Proposed simplifications to _suggest

anneveling commented 11 years ago

Recent changes to configure field suggestions (see http://www.elasticsearch.org/blog/you-complete-me/) are a step forward, but may be improved as follows.

I would suggest a default configuration that would work on any field (i.e. no special configuration needed in the mapping file).

Calling a suggest for a field would look like this:

curl -X POST localhost:9200/hotels/_suggest -d '{ "text": "m", "field": "title" }'

This would work on using all emitted tokens for the "title" field, whatever is specified there (analyzers, whether or not to lowercase, split) and autosuggest words from it. It's likely this would be too slow and indeed FSTs need to be stored at index time, and may need to be in the mapping file. If so, then not as a different type, but as an add-on flag:

{ "mappings": { "hotel": { "properties": { "title": { "type": "string", "store_suggest_fsts": true} } } } }

Note that the suggester would use the same field (query) analyzer on the input, so to also split the query!

This means that typing in "state un" would be analyzed in 2 tokens: "state" and "un" (because the title field is a default "string"). For both words the suggester could suggest alternatives, but by default it could do it only for the last word (assuming the user is still typing there). This could then match the word "union" if there is a document with "State of the Union" as the title. (of course also many other "un*" words).

This is different than the current implementation, because there the suggester only works for full matches from the beginning of the field: if we would have a "title_suggest": {"type":"completion"} field, then typing in "state un" would find NOTHING, because there is no title that matches "state un*"

This is better because it could work with 0 or very limited configuration, and also fits the use case of actual suggestions better (where we are not merely matching against a simple prefixable field, but against freetext).

It would be nice if the suggester could then also boost the "union" completion because there is a colocated "state" match, but that is left as an exercise for the ElasticSearch gurus ;-)

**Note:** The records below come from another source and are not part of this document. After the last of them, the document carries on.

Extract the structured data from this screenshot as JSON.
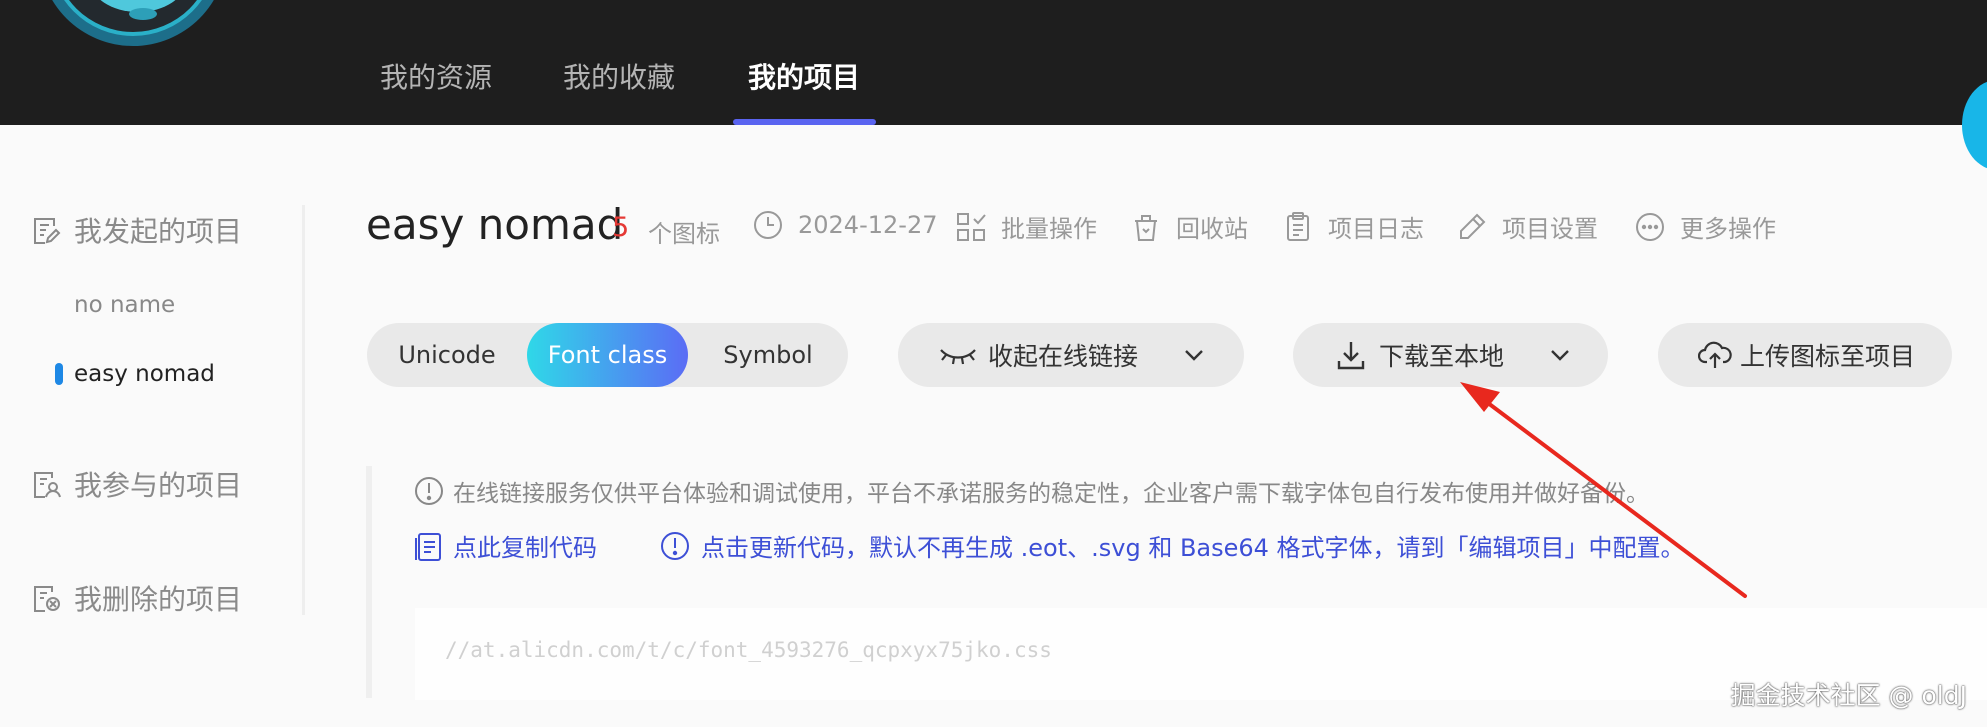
{
  "nav": {
    "tabs": [
      {
        "label": "我的资源"
      },
      {
        "label": "我的收藏"
      },
      {
        "label": "我的项目"
      }
    ]
  },
  "sidebar": {
    "initiated": {
      "label": "我发起的项目",
      "items": [
        {
          "label": "no name"
        },
        {
          "label": "easy nomad"
        }
      ]
    },
    "participated": {
      "label": "我参与的项目"
    },
    "deleted": {
      "label": "我删除的项目"
    }
  },
  "project": {
    "name": "easy nomad",
    "icon_count": "5",
    "icon_count_label": "个图标",
    "date": "2024-12-27",
    "actions": {
      "batch": "批量操作",
      "recycle": "回收站",
      "log": "项目日志",
      "settings": "项目设置",
      "more": "更多操作"
    }
  },
  "format_tabs": {
    "options": [
      {
        "label": "Unicode"
      },
      {
        "label": "Font class"
      },
      {
        "label": "Symbol"
      }
    ],
    "selected": "Font class"
  },
  "buttons": {
    "collapse_link": "收起在线链接",
    "download": "下载至本地",
    "upload": "上传图标至项目"
  },
  "notice": {
    "text": "在线链接服务仅供平台体验和调试使用，平台不承诺服务的稳定性，企业客户需下载字体包自行发布使用并做好备份。",
    "copy_code": "点此复制代码",
    "update_code": "点击更新代码，默认不再生成 .eot、.svg 和 Base64 格式字体，请到「编辑项目」中配置。"
  },
  "code": {
    "url": "//at.alicdn.com/t/c/font_4593276_qcpxyx75jko.css"
  },
  "watermark": "掘金技术社区 @ oldJ",
  "colors": {
    "header_bg": "#1e1e1e",
    "accent": "#5a64f0",
    "link": "#3d4fd6",
    "count": "#e53935",
    "active_marker": "#1e88e5",
    "annotation_arrow": "#e8281e"
  }
}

By deferring the definition of the atoms to match against to the existing, flexible analyzers, this gives this much more control. We could even add fuzziness or stemming to the match targets...

WDYT

s1monw commented 11 years ago

Anne, thanks for opening this issue. First of all I think I need to elaborate on how the actual suggestions work vs. a fulltext search. In a fulltext search you basically have the following steps:

tokenize
build a query (in your example "state" and "un*")
rewrite the query (in your case must:(state), should("unfold", "united", "unified", "unreal", "undefined", "under", ...) )
run the query and fined the union
return the result (stored fields)

in a suggestion you do things slighlty different

tokenize
build all possible paths through the tokenized phrase ("state un" in your case)
check if this is a prefix in the suggester
return the payload and the output form (this is important if you have different output forms than input forms like in asian languages or in certain domains)

when you build you datastructure you can use different tokenstreams like stopword tokensfiler to make "state of the union" work. If you use a naive stopword filter like on fulltext search you can easily bring in a bad user experience like somebody types state o and you return state of the union but once somebody types the next char you get nothing since you of is a stopword. So this already requires specialized token streams for suggest vs. search.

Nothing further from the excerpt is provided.